New research shows that self-driven healthcare can improve health outcomes and reduce costs, helping promote a sustainable future.
Self-driven healthcare is an umbrella term introduced by Innovate UK, the UK’s national innovation agency, to conceptualise aspects of healthcare delivery that can support people in becoming more engaged in managing their health and wellbeing, rather than being passive receivers of healthcare.
The research is published in the Journal of the Royal Society of Medicine.
Self-driven healthcare: an ecosystem for healthcare data
In their paper, the authors from Imperial College London and Innovate UK describe the self-driven healthcare ecosystem as a way to support individuals to take more ownership of their health and wellbeing by recording their data such as weight and blood pressure using a phone app, tablet, computer or Bluetooth device. This data would then be uploaded to a secure self-driven healthcare portal which holds all their health records, including those generated in the wider healthcare system.

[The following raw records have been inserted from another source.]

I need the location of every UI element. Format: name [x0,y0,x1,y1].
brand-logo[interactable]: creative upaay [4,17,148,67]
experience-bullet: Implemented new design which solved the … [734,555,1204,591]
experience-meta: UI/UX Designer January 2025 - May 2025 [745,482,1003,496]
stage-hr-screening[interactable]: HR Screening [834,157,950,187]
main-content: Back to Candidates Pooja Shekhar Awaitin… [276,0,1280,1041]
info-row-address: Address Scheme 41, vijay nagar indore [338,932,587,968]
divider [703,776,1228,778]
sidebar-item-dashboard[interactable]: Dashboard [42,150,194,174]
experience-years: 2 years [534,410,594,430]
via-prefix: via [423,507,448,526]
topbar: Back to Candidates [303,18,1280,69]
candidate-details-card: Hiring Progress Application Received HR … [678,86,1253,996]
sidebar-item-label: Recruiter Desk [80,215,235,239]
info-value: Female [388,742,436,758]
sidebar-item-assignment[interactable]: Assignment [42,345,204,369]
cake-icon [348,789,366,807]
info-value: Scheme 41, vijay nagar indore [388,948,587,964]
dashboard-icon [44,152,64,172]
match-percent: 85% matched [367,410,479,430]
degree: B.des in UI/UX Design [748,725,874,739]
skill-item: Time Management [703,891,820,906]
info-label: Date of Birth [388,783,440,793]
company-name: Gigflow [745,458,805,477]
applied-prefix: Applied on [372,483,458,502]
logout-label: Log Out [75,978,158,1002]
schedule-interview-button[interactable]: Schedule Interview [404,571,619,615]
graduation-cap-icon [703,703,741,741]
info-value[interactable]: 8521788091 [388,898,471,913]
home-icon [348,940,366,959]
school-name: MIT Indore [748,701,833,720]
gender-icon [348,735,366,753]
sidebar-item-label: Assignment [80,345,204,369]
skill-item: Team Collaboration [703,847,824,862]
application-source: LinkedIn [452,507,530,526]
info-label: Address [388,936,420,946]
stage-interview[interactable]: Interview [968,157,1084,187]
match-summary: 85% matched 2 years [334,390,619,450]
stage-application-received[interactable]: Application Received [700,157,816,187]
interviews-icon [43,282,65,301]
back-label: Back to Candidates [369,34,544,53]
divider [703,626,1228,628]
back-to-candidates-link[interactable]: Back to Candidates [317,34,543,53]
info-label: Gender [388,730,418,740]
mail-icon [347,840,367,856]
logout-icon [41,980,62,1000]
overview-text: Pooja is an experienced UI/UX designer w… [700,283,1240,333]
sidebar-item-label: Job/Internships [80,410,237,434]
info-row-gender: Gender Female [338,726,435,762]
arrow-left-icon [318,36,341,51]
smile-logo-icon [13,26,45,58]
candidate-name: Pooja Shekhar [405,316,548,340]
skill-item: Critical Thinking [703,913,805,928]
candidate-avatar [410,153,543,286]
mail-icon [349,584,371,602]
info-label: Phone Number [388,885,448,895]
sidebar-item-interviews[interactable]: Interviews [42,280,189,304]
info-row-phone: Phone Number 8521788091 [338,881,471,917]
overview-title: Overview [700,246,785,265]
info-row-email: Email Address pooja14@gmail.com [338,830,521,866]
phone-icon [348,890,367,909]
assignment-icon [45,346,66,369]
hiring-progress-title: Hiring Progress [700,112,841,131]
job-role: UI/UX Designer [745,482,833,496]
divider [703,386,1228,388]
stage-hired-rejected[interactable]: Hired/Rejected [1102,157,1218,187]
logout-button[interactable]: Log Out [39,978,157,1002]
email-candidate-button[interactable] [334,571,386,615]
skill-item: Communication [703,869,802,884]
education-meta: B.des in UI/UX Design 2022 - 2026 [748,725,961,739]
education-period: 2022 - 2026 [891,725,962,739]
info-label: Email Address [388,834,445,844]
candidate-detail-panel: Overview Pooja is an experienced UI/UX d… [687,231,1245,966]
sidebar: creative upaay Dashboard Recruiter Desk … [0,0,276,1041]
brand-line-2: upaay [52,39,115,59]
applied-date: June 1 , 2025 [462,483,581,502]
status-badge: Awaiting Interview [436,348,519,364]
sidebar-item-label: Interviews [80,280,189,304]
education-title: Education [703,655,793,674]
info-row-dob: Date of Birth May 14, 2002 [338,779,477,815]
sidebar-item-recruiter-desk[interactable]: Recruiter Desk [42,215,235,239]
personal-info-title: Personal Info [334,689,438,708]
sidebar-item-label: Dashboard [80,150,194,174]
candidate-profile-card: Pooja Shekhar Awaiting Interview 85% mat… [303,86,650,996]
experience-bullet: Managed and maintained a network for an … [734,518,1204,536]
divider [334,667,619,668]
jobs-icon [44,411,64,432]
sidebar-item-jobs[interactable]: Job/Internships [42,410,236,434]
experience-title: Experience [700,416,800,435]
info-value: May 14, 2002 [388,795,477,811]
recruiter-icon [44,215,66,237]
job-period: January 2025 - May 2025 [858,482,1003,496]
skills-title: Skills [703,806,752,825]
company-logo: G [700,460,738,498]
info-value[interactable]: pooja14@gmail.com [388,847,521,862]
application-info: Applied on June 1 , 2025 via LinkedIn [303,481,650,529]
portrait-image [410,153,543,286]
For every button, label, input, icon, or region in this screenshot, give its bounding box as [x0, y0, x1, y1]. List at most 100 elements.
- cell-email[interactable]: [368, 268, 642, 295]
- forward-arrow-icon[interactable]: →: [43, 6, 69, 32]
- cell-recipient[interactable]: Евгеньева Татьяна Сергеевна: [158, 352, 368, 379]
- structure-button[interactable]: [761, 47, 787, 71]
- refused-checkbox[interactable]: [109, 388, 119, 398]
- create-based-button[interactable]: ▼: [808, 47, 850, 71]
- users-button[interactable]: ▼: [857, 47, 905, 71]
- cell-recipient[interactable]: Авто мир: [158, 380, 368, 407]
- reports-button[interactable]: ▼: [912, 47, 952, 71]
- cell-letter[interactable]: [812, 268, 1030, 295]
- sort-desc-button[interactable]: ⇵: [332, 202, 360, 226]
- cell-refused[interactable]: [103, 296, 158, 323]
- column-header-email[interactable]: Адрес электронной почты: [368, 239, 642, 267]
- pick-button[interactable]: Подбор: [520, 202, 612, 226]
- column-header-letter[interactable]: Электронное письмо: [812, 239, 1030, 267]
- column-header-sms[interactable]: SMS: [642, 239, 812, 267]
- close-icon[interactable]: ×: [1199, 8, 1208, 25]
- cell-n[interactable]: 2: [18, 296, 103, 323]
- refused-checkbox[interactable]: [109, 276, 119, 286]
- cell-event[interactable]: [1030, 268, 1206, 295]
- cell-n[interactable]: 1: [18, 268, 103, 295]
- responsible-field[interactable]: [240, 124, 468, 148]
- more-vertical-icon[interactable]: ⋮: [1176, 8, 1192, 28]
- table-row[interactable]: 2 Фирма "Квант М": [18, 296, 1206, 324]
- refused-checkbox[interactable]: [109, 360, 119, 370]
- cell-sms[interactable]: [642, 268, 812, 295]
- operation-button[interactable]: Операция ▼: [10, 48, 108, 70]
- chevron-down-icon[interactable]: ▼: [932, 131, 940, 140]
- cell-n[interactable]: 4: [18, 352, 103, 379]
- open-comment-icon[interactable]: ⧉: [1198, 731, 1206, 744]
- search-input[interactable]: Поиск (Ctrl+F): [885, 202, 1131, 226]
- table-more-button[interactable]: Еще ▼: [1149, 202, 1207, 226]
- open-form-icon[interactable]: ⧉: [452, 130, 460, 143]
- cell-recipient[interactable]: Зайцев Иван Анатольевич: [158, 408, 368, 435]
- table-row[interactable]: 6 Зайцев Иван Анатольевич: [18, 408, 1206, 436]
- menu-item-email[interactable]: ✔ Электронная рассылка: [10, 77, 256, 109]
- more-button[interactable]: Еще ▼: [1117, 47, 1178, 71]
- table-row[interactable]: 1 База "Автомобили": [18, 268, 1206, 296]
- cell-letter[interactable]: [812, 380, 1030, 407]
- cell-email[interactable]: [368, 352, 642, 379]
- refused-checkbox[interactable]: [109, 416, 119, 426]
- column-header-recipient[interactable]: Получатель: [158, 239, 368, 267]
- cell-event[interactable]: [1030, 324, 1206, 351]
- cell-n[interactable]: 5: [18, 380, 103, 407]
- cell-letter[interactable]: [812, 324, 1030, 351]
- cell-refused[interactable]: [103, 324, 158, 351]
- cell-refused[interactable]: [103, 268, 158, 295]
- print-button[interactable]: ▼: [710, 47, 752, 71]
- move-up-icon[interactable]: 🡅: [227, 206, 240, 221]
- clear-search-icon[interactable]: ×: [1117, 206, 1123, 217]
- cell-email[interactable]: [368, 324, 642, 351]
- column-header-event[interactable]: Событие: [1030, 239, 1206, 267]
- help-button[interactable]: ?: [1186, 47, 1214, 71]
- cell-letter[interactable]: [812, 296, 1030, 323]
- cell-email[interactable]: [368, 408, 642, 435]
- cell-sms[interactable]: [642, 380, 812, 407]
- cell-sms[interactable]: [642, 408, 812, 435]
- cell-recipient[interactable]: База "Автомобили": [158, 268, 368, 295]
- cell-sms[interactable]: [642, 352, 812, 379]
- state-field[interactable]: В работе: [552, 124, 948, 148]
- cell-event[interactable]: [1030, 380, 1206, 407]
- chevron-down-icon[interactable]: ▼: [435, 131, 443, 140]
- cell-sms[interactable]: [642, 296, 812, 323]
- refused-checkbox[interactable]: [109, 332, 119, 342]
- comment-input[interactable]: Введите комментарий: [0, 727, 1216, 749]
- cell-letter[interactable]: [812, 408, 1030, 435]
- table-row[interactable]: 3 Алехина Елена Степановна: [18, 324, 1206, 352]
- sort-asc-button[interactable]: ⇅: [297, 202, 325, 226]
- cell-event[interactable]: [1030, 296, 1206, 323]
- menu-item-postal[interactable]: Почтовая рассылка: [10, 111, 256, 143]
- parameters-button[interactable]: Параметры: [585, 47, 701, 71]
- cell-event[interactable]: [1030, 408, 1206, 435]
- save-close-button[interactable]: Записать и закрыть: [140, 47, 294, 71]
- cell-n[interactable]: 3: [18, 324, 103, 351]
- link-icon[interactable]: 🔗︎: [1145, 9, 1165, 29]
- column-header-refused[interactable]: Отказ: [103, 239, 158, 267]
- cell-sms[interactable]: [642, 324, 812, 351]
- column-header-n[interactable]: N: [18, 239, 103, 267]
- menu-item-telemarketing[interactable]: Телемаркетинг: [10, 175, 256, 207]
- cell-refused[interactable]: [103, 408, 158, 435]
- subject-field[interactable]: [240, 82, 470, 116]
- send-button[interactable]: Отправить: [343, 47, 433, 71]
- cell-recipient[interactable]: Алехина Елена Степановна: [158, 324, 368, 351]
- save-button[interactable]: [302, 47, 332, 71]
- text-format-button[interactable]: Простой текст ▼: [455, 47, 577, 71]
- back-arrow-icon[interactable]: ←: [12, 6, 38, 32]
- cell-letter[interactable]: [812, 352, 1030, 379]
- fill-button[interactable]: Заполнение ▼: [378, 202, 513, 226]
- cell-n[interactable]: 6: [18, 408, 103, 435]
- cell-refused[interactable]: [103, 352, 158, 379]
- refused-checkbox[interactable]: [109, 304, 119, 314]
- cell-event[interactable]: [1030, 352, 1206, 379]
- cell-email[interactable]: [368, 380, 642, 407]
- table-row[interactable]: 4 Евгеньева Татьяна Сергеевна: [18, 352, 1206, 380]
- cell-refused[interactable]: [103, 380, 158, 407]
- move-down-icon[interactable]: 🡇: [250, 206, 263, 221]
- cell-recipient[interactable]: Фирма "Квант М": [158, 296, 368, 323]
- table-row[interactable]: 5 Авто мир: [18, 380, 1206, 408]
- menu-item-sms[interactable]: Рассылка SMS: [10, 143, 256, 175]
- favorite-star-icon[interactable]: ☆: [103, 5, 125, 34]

Lead author Dr Austen El-Osta, Director of the Self-Care Academic Research Unit (SCARU) at Imperial College London, said: “Individuals would also enter other data such as what medication they had taken that day, the food they had eaten or the exercise they had done. They may even have a range of other devices that automatically record and upload useful information, such as environmental data about local air quality that day.”
Using digital twin technology and providing overall health status
A personalised dashboard will present the user with their ‘digital twin’ and the portal may also offer insights and advice, in the form of microlearning and behaviour change interventions. The programme could also paint a holistic picture of the person’s overall health and wellbeing status.
Dr El-Osta said: “The vision for SDH is that these personal healthcare management systems are integrated with the wider healthcare system, including the NHS.” He added: “SDH would support better online interaction with healthcare professionals and improve the exchange of information, including shareable personal healthcare records and self-generated data.”
The researchers believe that building an infrastructure that encourages self-driven healthcare that can connect to the wider healthcare system whilst having the potential to host a wider range of activities, such as preventative medicine and home clinical trials.
The team also outlined how self-driven healthcare could help governments and health organisations control the rising costs and address priority areas such as equality, diversity and inclusion, levelling up and net-zero.
Dr Chris Rowe, Medical Technology Innovation Lead at Innovate UK, said: “How self-driven healthcare is adopted in the future is very important, especially when it is applied to help enhance the consumer health system by trying to link it effectively with state-funded NHS health and social care systems. It will be important to determine if these online environments will be provided by expanding the NHS App, for example, or by commercial companies.”